Search code examples
pythonnumpymachine-learningscipysignal-processing

Finding relevant points in the given curve


Consider the following Python code which plots a curve and analyzes it to find some points:

%matplotlib inline
import numpy as np
from numpy.polynomial.polynomial import Polynomial
from scipy.interpolate import UnivariateSpline
from scipy.signal import savgol_filter
import scipy.stats
import scipy.optimize
import matplotlib.pyplot as plt

# Create curve X axis.
x = np.arange(10000)
y = np.zeros_like(x, dtype=float)

# Create a straight line for the first 1000 points.
y[:1000] = (10.0,) * 1000
# The remaining points, create an exponential.
y[1000:] = 20 * np.exp(-x[1000:]/1200.0) 
# Add noise.
y += np.random.normal(0, 0.5, x.size)

# Create polynomial.
poly = Polynomial.fit(x, y, 15)
# Create Y values for the polynomial.
py = poly(x)

# Calculate first and second derivatives.
dxdy = np.gradient(py)
dx2dy2 = np.gradient(dxdy)

# Plot original curve and fit on top.
plt.plot(x, y, '', color='black')
plt.plot(x, py, '', color='red')

# Plot first order and second order derivatives.
plt.plot(x, dxdy * 100, '', color='blue')
plt.plot(x, dx2dy2, '', color='green')

enter image description here

I have marked in the image above the points I want to calculate:

I think I can use the first derivative to calculate the first one, which is the start of the transition.

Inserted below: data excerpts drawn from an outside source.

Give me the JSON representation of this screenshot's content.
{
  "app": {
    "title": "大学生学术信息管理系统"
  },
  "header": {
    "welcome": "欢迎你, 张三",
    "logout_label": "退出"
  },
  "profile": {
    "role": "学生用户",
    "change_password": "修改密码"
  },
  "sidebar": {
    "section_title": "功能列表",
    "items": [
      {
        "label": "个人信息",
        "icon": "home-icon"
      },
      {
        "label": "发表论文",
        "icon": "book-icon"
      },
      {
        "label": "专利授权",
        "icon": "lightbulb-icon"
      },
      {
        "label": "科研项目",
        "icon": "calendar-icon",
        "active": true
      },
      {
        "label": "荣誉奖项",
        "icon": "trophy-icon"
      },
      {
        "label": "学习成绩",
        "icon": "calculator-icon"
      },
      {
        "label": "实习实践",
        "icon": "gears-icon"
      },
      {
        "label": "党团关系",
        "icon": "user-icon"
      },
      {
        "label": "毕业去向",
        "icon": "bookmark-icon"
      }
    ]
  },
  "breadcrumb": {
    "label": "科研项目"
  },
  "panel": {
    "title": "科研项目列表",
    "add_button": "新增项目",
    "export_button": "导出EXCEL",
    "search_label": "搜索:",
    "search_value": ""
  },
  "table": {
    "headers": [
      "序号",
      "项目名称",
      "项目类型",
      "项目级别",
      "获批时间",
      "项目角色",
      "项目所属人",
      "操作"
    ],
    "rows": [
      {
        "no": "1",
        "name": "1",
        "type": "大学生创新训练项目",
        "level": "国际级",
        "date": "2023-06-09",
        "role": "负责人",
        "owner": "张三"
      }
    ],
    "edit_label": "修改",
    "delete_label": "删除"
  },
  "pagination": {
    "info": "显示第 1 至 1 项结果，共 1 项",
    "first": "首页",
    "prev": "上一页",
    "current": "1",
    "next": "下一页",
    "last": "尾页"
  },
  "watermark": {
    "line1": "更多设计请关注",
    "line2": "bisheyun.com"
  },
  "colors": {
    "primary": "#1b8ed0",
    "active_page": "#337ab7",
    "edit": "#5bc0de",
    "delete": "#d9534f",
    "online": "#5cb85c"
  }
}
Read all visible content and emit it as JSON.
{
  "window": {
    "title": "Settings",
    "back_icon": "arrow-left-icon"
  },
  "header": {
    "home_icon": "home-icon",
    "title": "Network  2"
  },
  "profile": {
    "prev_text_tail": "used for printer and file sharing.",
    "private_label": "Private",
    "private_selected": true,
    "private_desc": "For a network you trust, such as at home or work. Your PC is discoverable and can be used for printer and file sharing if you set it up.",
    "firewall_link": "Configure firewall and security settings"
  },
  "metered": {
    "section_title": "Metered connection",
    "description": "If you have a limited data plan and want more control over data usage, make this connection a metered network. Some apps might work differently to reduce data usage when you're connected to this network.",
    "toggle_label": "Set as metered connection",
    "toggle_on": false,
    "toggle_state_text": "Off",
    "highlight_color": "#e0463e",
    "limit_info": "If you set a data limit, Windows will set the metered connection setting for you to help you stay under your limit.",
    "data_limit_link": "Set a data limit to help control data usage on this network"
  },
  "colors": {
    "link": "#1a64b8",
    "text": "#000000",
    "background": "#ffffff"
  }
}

I am not so sure how to calculate the second one, which is the end of the transition, or when the curve becomes flat. I have tried to calculate using the average of the last 100 points in the curve, and finding the first value in the curve below that average, however, it does not seem very reliable.

EDIT1:

While investigating the first derivative, I came up with the following potential solution, which is finding the change of sign to the left and right sides of the peak, I illustrate with an image of the first derivative and signal and fit below:

enter image description here enter image description here


Solution

  • I prefer to work on filtered (smoothed) rather than interpolated data.

    First point I find by:

    • finding maximum of the smoothed data
    • finding first point whose value is 90% of the maximum value
    • going back to find first point whose derivative is >= 0

    Second point I find by

    • finding minimum of the smoothed data
    • finding first point that has value minimum + (maximum - minimum) * 1%
    import numpy as np
    import matplotlib.pyplot as plt
    import scipy.ndimage
    
    # Create curve X axis.
    x = np.arange(10000)
    y = np.zeros_like(x, dtype=float)
    
    # Create a straight line for the first 1000 points.
    y[:1000] = (10.0,) * 1000
    # The remaining points, create an exponential.
    y[1000:] = 20 * np.exp(-x[1000:]/1200.0)
    # Add noise.
    y += np.random.normal(0, 0.5, x.size)
    
    y_smoothed = scipy.ndimage.uniform_filter1d(y, 250, mode='reflect')
    diff_y_smoothed = np.diff(y_smoothed)
    minimum = np.min(y_smoothed)
    maximum = np.max(y_smoothed)
    almost_first_point_idx = np.where(y_smoothed < 0.9 * maximum)[0][0]
    first_point_idx = almost_first_point_idx - np.where(diff_y_smoothed[:almost_first_point_idx][::-1] >= 0)[0][0]
    second_point_idx = np.where(y_smoothed < 0.01 * (maximum - minimum) + minimum)[0][0]
    
    # Plot original curve and fit on top.
    plt.plot(x, y, '', color='black')
    plt.plot(x, y_smoothed, '', color='red')
    plt.axvline(x[first_point_idx])
    plt.axvline(x[second_point_idx])
    plt.show()
    

    enter image description here

    You may wont to tweak a bit those parameters as running window size (hardcoded 250) and 1% used for finding second point.